Il Consiglio straordinario della Commissione Ue di lunedì era sembrato un successo. Ieri invece alla riunione degli ambasciatori si sono riattivate alcune frizioni. Non solo la questione del petrolio (siamo ancora lontani sulla data per l’interruzione del trasporto via mare) ora ad inasprire il dibattito delle sanzioni alla Russia anche la questione del patriarca Kirill.
Il controverso capo della Chiesa russa-ortodossa e’ tra i piu’ stretti alleati e sostenitori di Vladimir Putin e le sue dichiarazioni anti-ucraine e a favore della guerra hanno destato indignazione in tutto l’Occidente. Il suo nome era stato inserito nella lista stilata dall’Ue, in riferimento a persone ed entità russe da colpire con il sesto pacchetto.
Ora visto che non ci sarà una votazione unanime, Kirill non subirà il peso delle sanzioni. Ora, però, a Bruxelles iniziano a non fidarsi più di Orban e a Palazzo Berlaymont stanno gia’ pensando all’imposizione di dazi sull’import di greggio via terra come extrema ratio nel caso l’Ungheria non rispetti i tempi – gia’ molto dilatati per Budapest – per l’embargo al petrolio.
Con la fumata nera del Coreper – Comitato dei rappresentanti permanenti -, Bruxelles rischia tuttavia di tornare al punto di partenza. L’ennesimo blitz di Orban potrebbe tuttavia danneggiare anche il suo stesso governo, perche’ allontana il si’ dell’Ue al Pnrr ungherese. Un si’ che e’ invece arrivato per il Recovery polacco, a testimonianza del fatto che, al di la’ delle valutazioni tecniche, sul placet di Bruxelles al Pnrr c’e’ anche molta politica.
L’annuncio sarà dato giovedì prossimo dalla stessa von der Leyen che sbloccherà 36 miliardi di euro a favore di Varsavia. La svolta, scrive l’Ansa, e’ giunta dopo l’adozione da parte della Camera bassa del Parlamento polacco di una legge che abolisce la sezione disciplinare della Corte Suprema. Ma ha contato, e non poco, l’estrema esposizione della Polonia sul fronte della guerra ucraina.
Non e’ stato un via libera facile, quello arrivato dal collegio dei commissari.

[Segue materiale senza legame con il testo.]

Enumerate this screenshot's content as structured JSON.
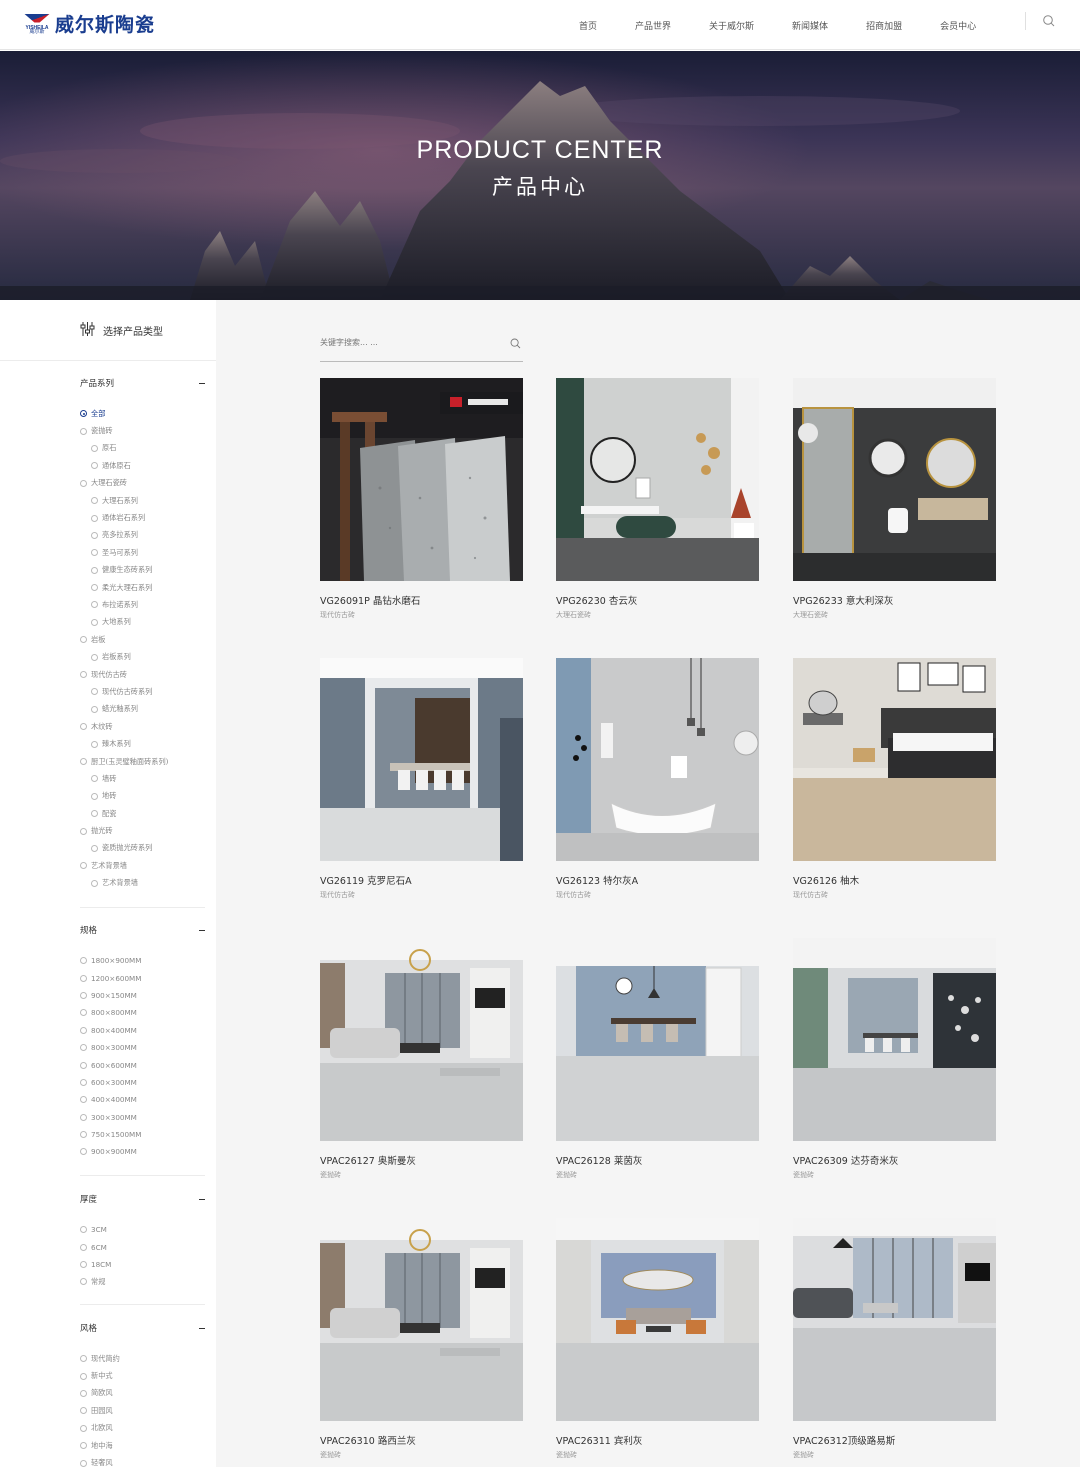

I Socialisti & Democratici – che nell’esecutivo europeo esprimono il vice presidente Frans Timmermans – hanno chiesto coerenza alla Commissione, ribadendo che i fondi del Recovery dovranno essere erogati alla Polonia solo quando tutte le condizioni saranno soddisfatte dal governo Morawiecki.
Al Congresso del Ppe, a Rotterdam, von der Leyen nel frattempo e’ tornata a raccontare un’Europa unita e decisa a “far fallire” Putin.
Il leader russo e i suoi oligarchi “dovranno contribuire alla ricostruzione ucraina“, ha avvertito la presidente della Commissione sottolineando come, dopo lo stop al petrolio, l’Ue “dovra’ liberarsi anche del gas russo“.
“Una sanzione del genere danneggerebbe in modo insostenibile le nostre economie”, ha precisato il vicepresidente del Ppe Antonio Tajani esprimendo un concetto che tanti governi condividono. Il no al gas russo e’, per ora, impossibile. A renderlo impraticabile ci sono anche le resistenze, nella Commissione e in diversi Paesi Ue, sulla messa in campo di un nuovo Recovery – al quale guarda anche Roma – che finanzi le spese energetiche, di difesa e delle misure anti-inflattive.
“E’ un’opzione che non e’ sul tavolo. Si usino i fondi disponibili”, ha spiegato il commissario al Budget europeo Johannes Hahn, facendo riferimento alle risorse previste dal RePowerEu. Che in grandissima parte pero’ non sono fondi nuovi bensi’ risorse trasferite dal Next Generation Eu.